Based on cpp, the behaviour of copy is:
template<class InputIterator, class OutputIterator>
OutputIterator copy (InputIterator first, InputIterator last, OutputIterator result)
{
while (first!=last) {
*result = *first;
++result;
++first;
}
return result;
}
The time complexity seems to be O(n). But if the element to add is the last element, we don’t need to copy the whole array, since the copy_backward
is used, so just appending the new element to the end, so it’s very fast.
Deque
front: slow; elsewhere: fast; end: very fast; memory: high
Doc iterator insert( iterator pos, const T& value );
I feel sleepy, this part is the DIY part for you =) To found that front
is slow, and elsewhere
is fast!
template <class _Tp, class _Allocator>
typename deque<_Tp, _Allocator>::iterator
deque<_Tp, _Allocator>::insert(const_iterator __p, value_type&& __v)
{
size_type __pos = __p - __base::begin();
size_type __to_end = __base::size() - __pos;
allocator_type& __a = __base::__alloc();
if (__pos < __to_end)
{ // insert by shifting things backward
if (__front_spare() == 0)
__add_front_capacity();
// __front_spare() >= 1
if (__pos == 0)
{
__alloc_traits::construct(__a, _VSTD::addressof(*--__base::begin()), _VSTD::move(__v));
--__base::__start_;
++__base::size();
}
else
{
iterator __b = __base::begin();
iterator __bm1 = _VSTD::prev(__b);
__alloc_traits::construct(__a, _VSTD::addressof(*__bm1), _VSTD::move(*__b));
--__base::__start_;
++__base::size();
if (__pos > 1)
__b = _VSTD::move(_VSTD::next(__b), __b + __pos, __b);
*__b = _VSTD::move(__v);
}
}
else
{ // insert by shifting things forward
if (__back_spare() == 0)
__add_back_capacity();
// __back_capacity >= 1
size_type __de = __base::size() - __pos;
if (__de == 0)
{
__alloc_traits::construct(__a, _VSTD::addressof(*__base::end()), _VSTD::move(__v));
++__base::size();
}
else
{
iterator __e = __base::end();
iterator __em1 = _VSTD::prev(__e);
__alloc_traits::construct(__a, _VSTD::addressof(*__e), _VSTD::move(*__em1));
++__base::size();
if (__de > 1)
__e = _VSTD::move_backward(__e - __de, __em1, __e);
*--__e = _VSTD::move(__v);
}
}
return __base::begin() + __pos;
}
List
front: fast; elsewhere: very fast; end: fast; memory: high
Doc iterator insert( iterator pos, const T& value );
template <class _Tp, class _Alloc>
typename list<_Tp, _Alloc>::iterator
list<_Tp, _Alloc>::insert(const_iterator __p, const value_type& __x)
{
#if _LIBCPP_DEBUG_LEVEL == 2
_LIBCPP_ASSERT(__get_const_db()->__find_c_from_i(&__p) == this,
"list::insert(iterator, x) called with an iterator not"

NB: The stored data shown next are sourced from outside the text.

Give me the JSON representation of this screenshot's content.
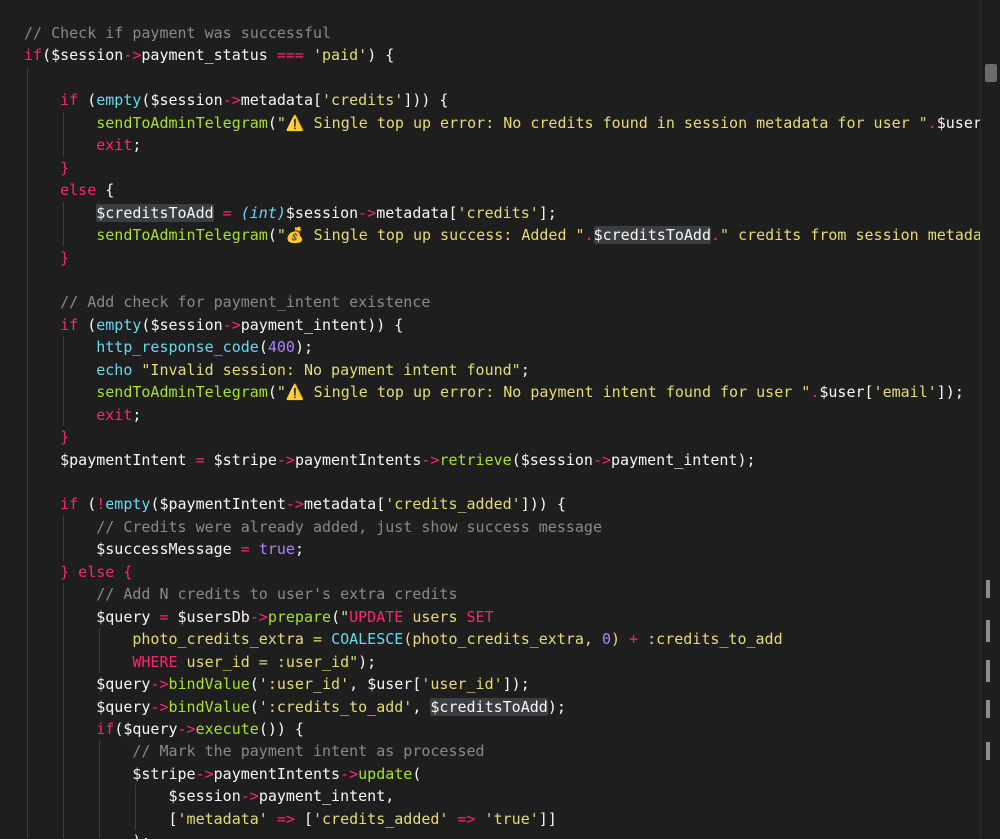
{
  "editor": {
    "lines": [
      [
        {
          "t": "// Check if payment was successful",
          "c": "comment"
        }
      ],
      [
        {
          "t": "if",
          "c": "keyword"
        },
        {
          "t": "(",
          "c": "punc"
        },
        {
          "t": "$session",
          "c": "var"
        },
        {
          "t": "->",
          "c": "op"
        },
        {
          "t": "payment_status",
          "c": "prop"
        },
        {
          "t": " ",
          "c": "plain"
        },
        {
          "t": "===",
          "c": "op"
        },
        {
          "t": " ",
          "c": "plain"
        },
        {
          "t": "'paid'",
          "c": "str"
        },
        {
          "t": ") {",
          "c": "punc"
        }
      ],
      [],
      [
        {
          "t": "    ",
          "c": "plain"
        },
        {
          "t": "if",
          "c": "keyword"
        },
        {
          "t": " (",
          "c": "punc"
        },
        {
          "t": "empty",
          "c": "builtin"
        },
        {
          "t": "(",
          "c": "punc"
        },
        {
          "t": "$session",
          "c": "var"
        },
        {
          "t": "->",
          "c": "op"
        },
        {
          "t": "metadata",
          "c": "prop"
        },
        {
          "t": "[",
          "c": "punc"
        },
        {
          "t": "'credits'",
          "c": "str"
        },
        {
          "t": "])) {",
          "c": "punc"
        }
      ],
      [
        {
          "t": "        ",
          "c": "plain"
        },
        {
          "t": "sendToAdminTelegram",
          "c": "fn"
        },
        {
          "t": "(",
          "c": "punc"
        },
        {
          "t": "\"",
          "c": "str"
        },
        {
          "t": "⚠️",
          "c": "emoji"
        },
        {
          "t": " Single top up error: No credits found in session metadata for user \"",
          "c": "str"
        },
        {
          "t": ".",
          "c": "op"
        },
        {
          "t": "$user",
          "c": "var"
        },
        {
          "t": "['e",
          "c": "str"
        }
      ],
      [
        {
          "t": "        ",
          "c": "plain"
        },
        {
          "t": "exit",
          "c": "keyword"
        },
        {
          "t": ";",
          "c": "punc"
        }
      ],
      [
        {
          "t": "    ",
          "c": "plain"
        },
        {
          "t": "}",
          "c": "keyword"
        }
      ],
      [
        {
          "t": "    ",
          "c": "plain"
        },
        {
          "t": "else",
          "c": "keyword"
        },
        {
          "t": " {",
          "c": "punc"
        }
      ],
      [
        {
          "t": "        ",
          "c": "plain"
        },
        {
          "t": "$creditsToAdd",
          "c": "var",
          "hl": true
        },
        {
          "t": " ",
          "c": "plain"
        },
        {
          "t": "=",
          "c": "op"
        },
        {
          "t": " ",
          "c": "plain"
        },
        {
          "t": "(int)",
          "c": "cast"
        },
        {
          "t": "$session",
          "c": "var"
        },
        {
          "t": "->",
          "c": "op"
        },
        {
          "t": "metadata",
          "c": "prop"
        },
        {
          "t": "[",
          "c": "punc"
        },
        {
          "t": "'credits'",
          "c": "str"
        },
        {
          "t": "];",
          "c": "punc"
        }
      ],
      [
        {
          "t": "        ",
          "c": "plain"
        },
        {
          "t": "sendToAdminTelegram",
          "c": "fn"
        },
        {
          "t": "(",
          "c": "punc"
        },
        {
          "t": "\"",
          "c": "str"
        },
        {
          "t": "💰",
          "c": "emoji"
        },
        {
          "t": " Single top up success: Added \"",
          "c": "str"
        },
        {
          "t": ".",
          "c": "op"
        },
        {
          "t": "$creditsToAdd",
          "c": "var",
          "hl": true
        },
        {
          "t": ".",
          "c": "op"
        },
        {
          "t": "\" credits from session metadata",
          "c": "str"
        }
      ],
      [
        {
          "t": "    ",
          "c": "plain"
        },
        {
          "t": "}",
          "c": "keyword"
        }
      ],
      [],
      [
        {
          "t": "    ",
          "c": "plain"
        },
        {
          "t": "// Add check for payment_intent existence",
          "c": "comment"
        }
      ],
      [
        {
          "t": "    ",
          "c": "plain"
        },
        {
          "t": "if",
          "c": "keyword"
        },
        {
          "t": " (",
          "c": "punc"
        },
        {
          "t": "empty",
          "c": "builtin"
        },
        {
          "t": "(",
          "c": "punc"
        },
        {
          "t": "$session",
          "c": "var"
        },
        {
          "t": "->",
          "c": "op"
        },
        {
          "t": "payment_intent",
          "c": "prop"
        },
        {
          "t": ")) {",
          "c": "punc"
        }
      ],
      [
        {
          "t": "        ",
          "c": "plain"
        },
        {
          "t": "http_response_code",
          "c": "builtin"
        },
        {
          "t": "(",
          "c": "punc"
        },
        {
          "t": "400",
          "c": "num"
        },
        {
          "t": ");",
          "c": "punc"
        }
      ],
      [
        {
          "t": "        ",
          "c": "plain"
        },
        {
          "t": "echo",
          "c": "builtin"
        },
        {
          "t": " ",
          "c": "plain"
        },
        {
          "t": "\"Invalid session: No payment intent found\"",
          "c": "str"
        },
        {
          "t": ";",
          "c": "punc"
        }
      ],
      [
        {
          "t": "        ",
          "c": "plain"
        },
        {
          "t": "sendToAdminTelegram",
          "c": "fn"
        },
        {
          "t": "(",
          "c": "punc"
        },
        {
          "t": "\"",
          "c": "str"
        },
        {
          "t": "⚠️",
          "c": "emoji"
        },
        {
          "t": " Single top up error: No payment intent found for user \"",
          "c": "str"
        },
        {
          "t": ".",
          "c": "op"
        },
        {
          "t": "$user",
          "c": "var"
        },
        {
          "t": "[",
          "c": "punc"
        },
        {
          "t": "'email'",
          "c": "str"
        },
        {
          "t": "]);",
          "c": "punc"
        }
      ],
      [
        {
          "t": "        ",
          "c": "plain"
        },
        {
          "t": "exit",
          "c": "keyword"
        },
        {
          "t": ";",
          "c": "punc"
        }
      ],
      [
        {
          "t": "    ",
          "c": "plain"
        },
        {
          "t": "}",
          "c": "keyword"
        }
      ],
      [
        {
          "t": "    ",
          "c": "plain"
        },
        {
          "t": "$paymentIntent",
          "c": "var"
        },
        {
          "t": " ",
          "c": "plain"
        },
        {
          "t": "=",
          "c": "op"
        },
        {
          "t": " ",
          "c": "plain"
        },
        {
          "t": "$stripe",
          "c": "var"
        },
        {
          "t": "->",
          "c": "op"
        },
        {
          "t": "paymentIntents",
          "c": "prop"
        },
        {
          "t": "->",
          "c": "op"
        },
        {
          "t": "retrieve",
          "c": "fn"
        },
        {
          "t": "(",
          "c": "punc"
        },
        {
          "t": "$session",
          "c": "var"
        },
        {
          "t": "->",
          "c": "op"
        },
        {
          "t": "payment_intent",
          "c": "prop"
        },
        {
          "t": ");",
          "c": "punc"
        }
      ],
      [],
      [
        {
          "t": "    ",
          "c": "plain"
        },
        {
          "t": "if",
          "c": "keyword"
        },
        {
          "t": " (",
          "c": "punc"
        },
        {
          "t": "!",
          "c": "op"
        },
        {
          "t": "empty",
          "c": "builtin"
        },
        {
          "t": "(",
          "c": "punc"
        },
        {
          "t": "$paymentIntent",
          "c": "var"
        },
        {
          "t": "->",
          "c": "op"
        },
        {
          "t": "metadata",
          "c": "prop"
        },
        {
          "t": "[",
          "c": "punc"
        },
        {
          "t": "'credits_added'",
          "c": "str"
        },
        {
          "t": "])) {",
          "c": "punc"
        }
      ],
      [
        {
          "t": "        ",
          "c": "plain"
        },
        {
          "t": "// Credits were already added, just show success message",
          "c": "comment"
        }
      ],
      [
        {
          "t": "        ",
          "c": "plain"
        },
        {
          "t": "$successMessage",
          "c": "var"
        },
        {
          "t": " ",
          "c": "plain"
        },
        {
          "t": "=",
          "c": "op"
        },
        {
          "t": " ",
          "c": "plain"
        },
        {
          "t": "true",
          "c": "bool"
        },
        {
          "t": ";",
          "c": "punc"
        }
      ],
      [
        {
          "t": "    ",
          "c": "plain"
        },
        {
          "t": "} else {",
          "c": "keyword"
        }
      ],
      [
        {
          "t": "        ",
          "c": "plain"
        },
        {
          "t": "// Add N credits to user's extra credits",
          "c": "comment"
        }
      ],
      [
        {
          "t": "        ",
          "c": "plain"
        },
        {
          "t": "$query",
          "c": "var"
        },
        {
          "t": " ",
          "c": "plain"
        },
        {
          "t": "=",
          "c": "op"
        },
        {
          "t": " ",
          "c": "plain"
        },
        {
          "t": "$usersDb",
          "c": "var"
        },
        {
          "t": "->",
          "c": "op"
        },
        {
          "t": "prepare",
          "c": "fn"
        },
        {
          "t": "(",
          "c": "punc"
        },
        {
          "t": "\"",
          "c": "str"
        },
        {
          "t": "UPDATE",
          "c": "keyword"
        },
        {
          "t": " users ",
          "c": "str"
        },
        {
          "t": "SET",
          "c": "keyword"
        }
      ],
      [
        {
          "t": "            ",
          "c": "plain"
        },
        {
          "t": "photo_credits_extra = ",
          "c": "str"
        },
        {
          "t": "COALESCE",
          "c": "builtin"
        },
        {
          "t": "(photo_credits_extra, ",
          "c": "str"
        },
        {
          "t": "0",
          "c": "num"
        },
        {
          "t": ") ",
          "c": "str"
        },
        {
          "t": "+",
          "c": "op"
        },
        {
          "t": " :credits_to_add",
          "c": "str"
        }
      ],
      [
        {
          "t": "            ",
          "c": "plain"
        },
        {
          "t": "WHERE",
          "c": "keyword"
        },
        {
          "t": " user_id = :user_id\"",
          "c": "str"
        },
        {
          "t": ");",
          "c": "punc"
        }
      ],
      [
        {
          "t": "        ",
          "c": "plain"
        },
        {
          "t": "$query",
          "c": "var"
        },
        {
          "t": "->",
          "c": "op"
        },
        {
          "t": "bindValue",
          "c": "fn"
        },
        {
          "t": "(",
          "c": "punc"
        },
        {
          "t": "':user_id'",
          "c": "str"
        },
        {
          "t": ", ",
          "c": "punc"
        },
        {
          "t": "$user",
          "c": "var"
        },
        {
          "t": "[",
          "c": "punc"
        },
        {
          "t": "'user_id'",
          "c": "str"
        },
        {
          "t": "]);",
          "c": "punc"
        }
      ],
      [
        {
          "t": "        ",
          "c": "plain"
        },
        {
          "t": "$query",
          "c": "var"
        },
        {
          "t": "->",
          "c": "op"
        },
        {
          "t": "bindValue",
          "c": "fn"
        },
        {
          "t": "(",
          "c": "punc"
        },
        {
          "t": "':credits_to_add'",
          "c": "str"
        },
        {
          "t": ", ",
          "c": "punc"
        },
        {
          "t": "$creditsToAdd",
          "c": "var",
          "hl": true
        },
        {
          "t": ");",
          "c": "punc"
        }
      ],
      [
        {
          "t": "        ",
          "c": "plain"
        },
        {
          "t": "if",
          "c": "keyword"
        },
        {
          "t": "(",
          "c": "punc"
        },
        {
          "t": "$query",
          "c": "var"
        },
        {
          "t": "->",
          "c": "op"
        },
        {
          "t": "execute",
          "c": "fn"
        },
        {
          "t": "()) {",
          "c": "punc"
        }
      ],
      [
        {
          "t": "            ",
          "c": "plain"
        },
        {
          "t": "// Mark the payment intent as processed",
          "c": "comment"
        }
      ],
      [
        {
          "t": "            ",
          "c": "plain"
        },
        {
          "t": "$stripe",
          "c": "var"
        },
        {
          "t": "->",
          "c": "op"
        },
        {
          "t": "paymentIntents",
          "c": "prop"
        },
        {
          "t": "->",
          "c": "op"
        },
        {
          "t": "update",
          "c": "fn"
        },
        {
          "t": "(",
          "c": "punc"
        }
      ],
      [
        {
          "t": "                ",
          "c": "plain"
        },
        {
          "t": "$session",
          "c": "var"
        },
        {
          "t": "->",
          "c": "op"
        },
        {
          "t": "payment_intent",
          "c": "prop"
        },
        {
          "t": ",",
          "c": "punc"
        }
      ],
      [
        {
          "t": "                ",
          "c": "plain"
        },
        {
          "t": "[",
          "c": "punc"
        },
        {
          "t": "'metadata'",
          "c": "str"
        },
        {
          "t": " ",
          "c": "plain"
        },
        {
          "t": "=>",
          "c": "op"
        },
        {
          "t": " [",
          "c": "punc"
        },
        {
          "t": "'credits_added'",
          "c": "str"
        },
        {
          "t": " ",
          "c": "plain"
        },
        {
          "t": "=>",
          "c": "op"
        },
        {
          "t": " ",
          "c": "plain"
        },
        {
          "t": "'true'",
          "c": "str"
        },
        {
          "t": "]]",
          "c": "punc"
        }
      ],
      [
        {
          "t": "            ",
          "c": "plain"
        },
        {
          "t": ");",
          "c": "punc"
        }
      ]
    ]
  }
}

" referring to this list");
#endif
__node_allocator& __na = base::__node_alloc();
__hold_pointer __hold = __allocate_node(__na);
__node_alloc_traits::construct(__na, _VSTD::addressof(__hold->__value_), __x);
__link_nodes(__p.__ptr_, __hold->__as_link(), __hold->__as_link());
++base::__sz();
#if _LIBCPP_DEBUG_LEVEL == 2
return iterator(__hold.release()->__as_link(), this);
#else
return iterator(__hold.release()->__as_link());
#endif
}
Basically, constructing a new node and put in, so it’s very fast compared with others!
Source Code Party is over…
💃: Good night~